Rep. Laura Brod, R-New Prague, said on the program that members of her caucus were thinking along similar lines following the close Senate race between Republican Norm Coleman and DFLer Al Franken.
After trailing by several hundred votes the day after the election, Al Franken leads by 225 votes following a recount approved by the State Canvassing Board earlier this week.
Like many Republicans, Brod said she has questions about how the recount proceeded, and said that the race highlighted the need to come up with some other procedure.
"The voters are the ones that are looking at it, saying it's a confusing process, I don't understand why these votes were counted and these votes were not. I don't understand how a recount total can be used in one place and not in another," said Brod. "I think a runoff vote -- not an instant runoff vote, but a runoff vote -- would create clarity. I think it would lessen confusion in the system, and I think its something we should very closely look at."
Minnesota would join a handful of states across the nation that already have runoff elections. The most recent was in Georgia, where incumbent Republican Sen. Saxby Chambliss defeated Democratic challenger Jim Martin in a runoff that followed the November election.
Georgia requires senators to get more than 50 percent of the vote to avoid a runoff. Other states have primary runoffs and call for the elections under different circumstances, but several have also repealed runoff elections.
Kentucky ended runoff elections in April. Les Fugate, deputy secretary of state there, said that while Kentucky never actually had a runoff, most people were relieved when the law was stricken.
"There's a great cost to conducting an election that quickly after you conducted one election. That's your first problem," said Fugate. "The second is, to try and turn everything around that quickly is very difficult. But most importantly, you have so many fewer people voting in a runoff election as opposed to the actual election, that most people believe it's not worth having the actual election."
In Minnesota, Secretary of State Mark Ritchie says he's not so sure it would work.
"There needs to be some caution in saying that there wouldn't be a recount, because you need to know what is the actual number to see if you should trigger the automatic runoff election that's being proposed," said Ritchie.
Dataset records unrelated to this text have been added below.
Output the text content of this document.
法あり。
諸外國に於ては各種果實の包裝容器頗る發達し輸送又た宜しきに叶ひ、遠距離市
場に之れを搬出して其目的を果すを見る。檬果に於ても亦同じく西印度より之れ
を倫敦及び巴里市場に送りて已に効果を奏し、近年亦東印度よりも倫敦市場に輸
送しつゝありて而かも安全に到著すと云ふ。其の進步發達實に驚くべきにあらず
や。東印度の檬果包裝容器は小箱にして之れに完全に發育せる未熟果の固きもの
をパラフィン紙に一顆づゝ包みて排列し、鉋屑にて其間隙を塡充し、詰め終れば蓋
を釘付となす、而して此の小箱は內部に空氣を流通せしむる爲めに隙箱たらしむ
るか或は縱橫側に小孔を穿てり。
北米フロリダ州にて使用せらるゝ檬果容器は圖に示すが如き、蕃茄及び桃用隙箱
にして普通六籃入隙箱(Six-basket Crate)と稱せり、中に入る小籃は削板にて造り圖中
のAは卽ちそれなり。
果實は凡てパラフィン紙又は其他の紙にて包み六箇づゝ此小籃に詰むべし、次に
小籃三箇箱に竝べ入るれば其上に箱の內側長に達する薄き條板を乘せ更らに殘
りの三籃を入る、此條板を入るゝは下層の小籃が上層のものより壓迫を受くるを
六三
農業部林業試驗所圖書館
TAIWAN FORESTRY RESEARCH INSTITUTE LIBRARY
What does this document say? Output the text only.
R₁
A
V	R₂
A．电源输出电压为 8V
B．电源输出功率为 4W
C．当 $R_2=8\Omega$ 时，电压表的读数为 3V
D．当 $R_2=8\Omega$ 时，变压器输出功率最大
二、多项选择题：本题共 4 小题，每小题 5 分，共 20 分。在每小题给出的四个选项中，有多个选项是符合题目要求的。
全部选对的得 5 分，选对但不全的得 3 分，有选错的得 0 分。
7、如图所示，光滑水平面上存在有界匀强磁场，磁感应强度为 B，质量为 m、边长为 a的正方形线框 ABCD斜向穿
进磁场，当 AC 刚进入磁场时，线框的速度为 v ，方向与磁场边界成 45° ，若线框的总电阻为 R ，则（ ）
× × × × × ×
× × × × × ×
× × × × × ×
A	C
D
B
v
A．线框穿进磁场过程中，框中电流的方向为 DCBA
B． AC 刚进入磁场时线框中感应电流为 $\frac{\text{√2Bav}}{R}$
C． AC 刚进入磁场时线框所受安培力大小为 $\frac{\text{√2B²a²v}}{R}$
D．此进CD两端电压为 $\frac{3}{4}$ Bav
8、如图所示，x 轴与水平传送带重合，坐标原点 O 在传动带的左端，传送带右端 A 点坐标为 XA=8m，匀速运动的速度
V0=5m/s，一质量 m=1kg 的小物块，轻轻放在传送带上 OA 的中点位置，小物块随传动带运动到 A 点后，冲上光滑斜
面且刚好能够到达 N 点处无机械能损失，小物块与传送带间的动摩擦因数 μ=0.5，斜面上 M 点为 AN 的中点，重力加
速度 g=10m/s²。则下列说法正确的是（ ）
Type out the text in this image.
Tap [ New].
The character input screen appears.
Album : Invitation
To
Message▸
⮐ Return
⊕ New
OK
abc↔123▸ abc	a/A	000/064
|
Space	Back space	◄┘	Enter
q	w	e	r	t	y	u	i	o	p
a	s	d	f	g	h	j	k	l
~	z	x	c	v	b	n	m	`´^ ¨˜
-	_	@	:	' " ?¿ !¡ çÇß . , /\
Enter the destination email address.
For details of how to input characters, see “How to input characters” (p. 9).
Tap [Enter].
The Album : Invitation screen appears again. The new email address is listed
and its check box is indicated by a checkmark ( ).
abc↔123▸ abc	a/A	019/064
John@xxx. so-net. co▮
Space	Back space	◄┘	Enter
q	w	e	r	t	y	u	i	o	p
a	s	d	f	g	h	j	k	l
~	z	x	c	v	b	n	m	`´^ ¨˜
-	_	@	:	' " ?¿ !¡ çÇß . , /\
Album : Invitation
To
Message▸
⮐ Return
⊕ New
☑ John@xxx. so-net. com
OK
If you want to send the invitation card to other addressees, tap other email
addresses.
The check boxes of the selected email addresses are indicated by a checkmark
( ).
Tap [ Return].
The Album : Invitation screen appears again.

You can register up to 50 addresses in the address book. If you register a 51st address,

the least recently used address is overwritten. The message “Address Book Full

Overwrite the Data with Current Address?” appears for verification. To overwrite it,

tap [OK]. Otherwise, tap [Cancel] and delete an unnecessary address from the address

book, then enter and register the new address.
The very existence of a runoff could require a lengthy recount anyway, and a runoff might even require a second recount if that were close, too. Ritchie said there will be challenges and questions regardless of how close elections are decided.
Both Rep. Brod and Sen. Rest said they plan to offer a proposal later in the session, and that they expect a variety of changes to election law will come forward in response to the close U.S. Senate race in Minnesota this year.